Robust Synchronisation for Federated Learning in The Face of Correlated Device Failure
Summary: arXiv:2604.16090v1 Announce Type: cross
Abstract: Probabilistic Synchronous Parallel (PSP) is a technique in distributed learning systems to reduce synchronization bottlenecks by sampling a subset of participating nodes per round. In Federated Learning (FL), where edge devices are often unreliable due to factors including mobility, power constraints, and user activity, PSP helps improve system throughput. However, PSP has a key limitation: it assumes device behavior is static and different devices are independent. This can lead to unfair distributed synchronization, due to highly available nodes dominating training while those that are often unavailable rarely participate and so their data may be missed. If both data distribution and node availability are simultaneously correlated with the device, then both PSP and standard FL algorithms will suffer from persistent under-representation of certain classes or groups resulting in inefficient or ineffective learning of certain features.
We introduce Availability-Weighted PSP (AW-PSP), an extension to PSP that addresses the issue of co-correlation of unfair sampling and data availability by dynamically adjusting node sampling probabilities using real-time availability predictions, historical behavior, and failure correlation metrics.
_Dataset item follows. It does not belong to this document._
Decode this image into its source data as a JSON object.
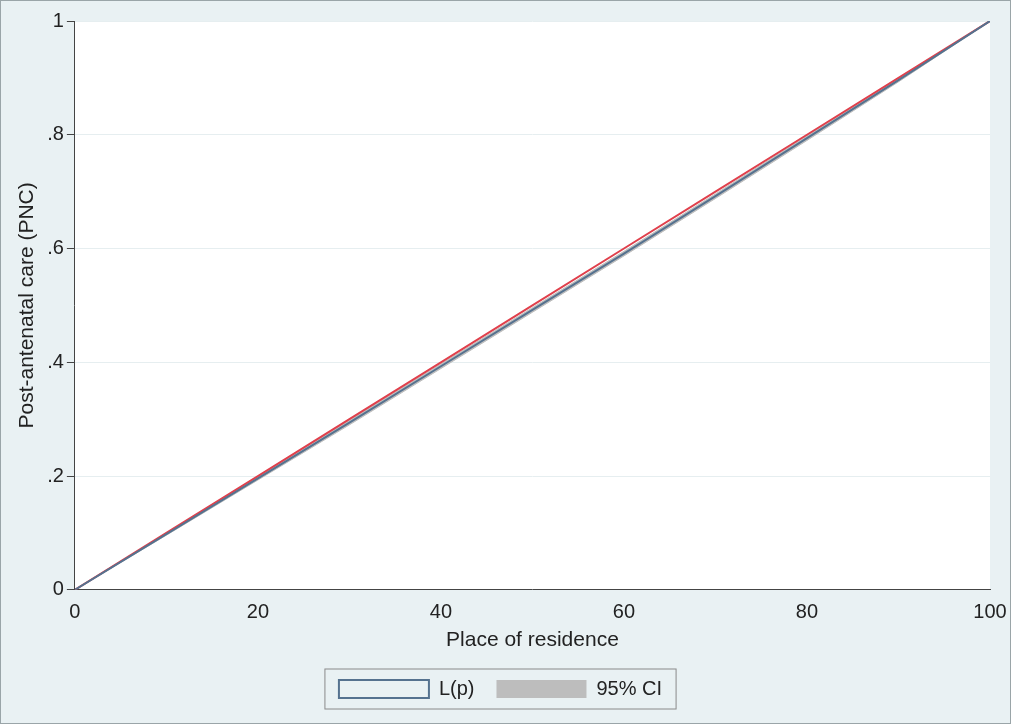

A Markov-based availability predictor distinguishes transient vs chronic failures, while a Distributed Hash Table (DHT) layer decentralizes metadata, including latency, freshness, and utility scores.
Our implementation of AW-PSP has undergone trace-driven evaluation, demonstrating significant improvements over the standard PSP method. Key benefits include:
- Robustness to Failures: AW-PSP enhances resilience against both independent and correlated device failures, ensuring reliable performance in diverse environments.
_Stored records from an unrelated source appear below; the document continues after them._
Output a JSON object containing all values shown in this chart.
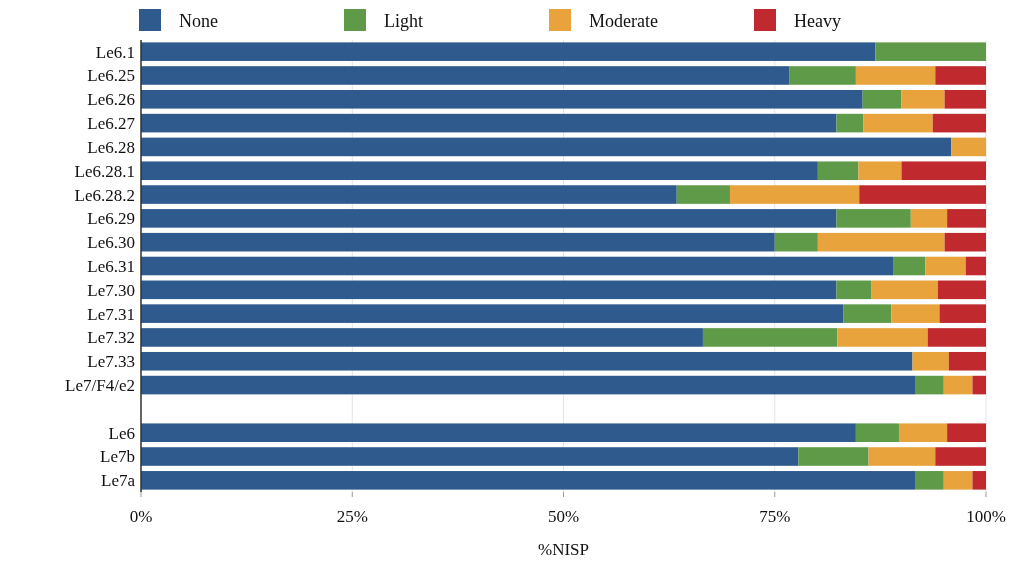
{
  "chart_data": {
    "type": "bar",
    "orientation": "horizontal",
    "stacked": true,
    "xlabel": "%NISP",
    "categories": [
      "Le6.1",
      "Le6.25",
      "Le6.26",
      "Le6.27",
      "Le6.28",
      "Le6.28.1",
      "Le6.28.2",
      "Le6.29",
      "Le6.30",
      "Le6.31",
      "Le7.30",
      "Le7.31",
      "Le7.32",
      "Le7.33",
      "Le7/F4/e2",
      null,
      "Le6",
      "Le7b",
      "Le7a"
    ],
    "series": [
      {
        "name": "None",
        "color": "#2e5a8e",
        "values": [
          86.9,
          76.7,
          85.4,
          82.3,
          95.9,
          80.1,
          63.4,
          82.3,
          75.0,
          89.0,
          82.3,
          83.1,
          66.5,
          91.3,
          91.6,
          null,
          84.6,
          77.8,
          91.6
        ]
      },
      {
        "name": "Light",
        "color": "#5e9a48",
        "values": [
          13.1,
          7.9,
          4.6,
          3.2,
          0,
          4.8,
          6.3,
          8.8,
          5.1,
          3.8,
          4.1,
          5.7,
          15.9,
          0,
          3.4,
          null,
          5.1,
          8.3,
          3.4
        ]
      },
      {
        "name": "Moderate",
        "color": "#e8a33d",
        "values": [
          0,
          9.4,
          5.1,
          8.2,
          4.1,
          5.1,
          15.3,
          4.3,
          15.0,
          4.8,
          7.9,
          5.7,
          10.7,
          4.3,
          3.4,
          null,
          5.7,
          7.9,
          3.4
        ]
      },
      {
        "name": "Heavy",
        "color": "#c0292e",
        "values": [
          0,
          6.0,
          4.9,
          6.3,
          0,
          10.0,
          15.0,
          4.6,
          4.9,
          2.4,
          5.7,
          5.5,
          6.9,
          4.4,
          1.6,
          null,
          4.6,
          6.0,
          1.6
        ]
      }
    ],
    "xlim": [
      0,
      100
    ],
    "xticks": [
      {
        "value": 0,
        "label": "0%"
      },
      {
        "value": 25,
        "label": "25%"
      },
      {
        "value": 50,
        "label": "50%"
      },
      {
        "value": 75,
        "label": "75%"
      },
      {
        "value": 100,
        "label": "100%"
      }
    ],
    "grid": "x",
    "legend": "top"
  }
}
- Increased Label Coverage: By adjusting sampling probabilities based on real-time data, AW-PSP ensures a broader representation of labels, leading to more comprehensive learning.
- Reduced Fairness Variance: The method mitigates the risk of highly available nodes dominating the training process, fostering a more equitable learning environment.
- Scalability: AW-PSP is designed to efficiently scale to accommodate large numbers of nodes, even in heterogeneous and failure-prone settings.
In conclusion, the AW-PSP protocol provides a crucial advancement in the realm of Federated Learning, particularly in contexts where device failures are common and data distribution is uneven. By incorporating real-time availability predictions and historical data, it paves the way for more effective and fair machine learning processes across diverse applications.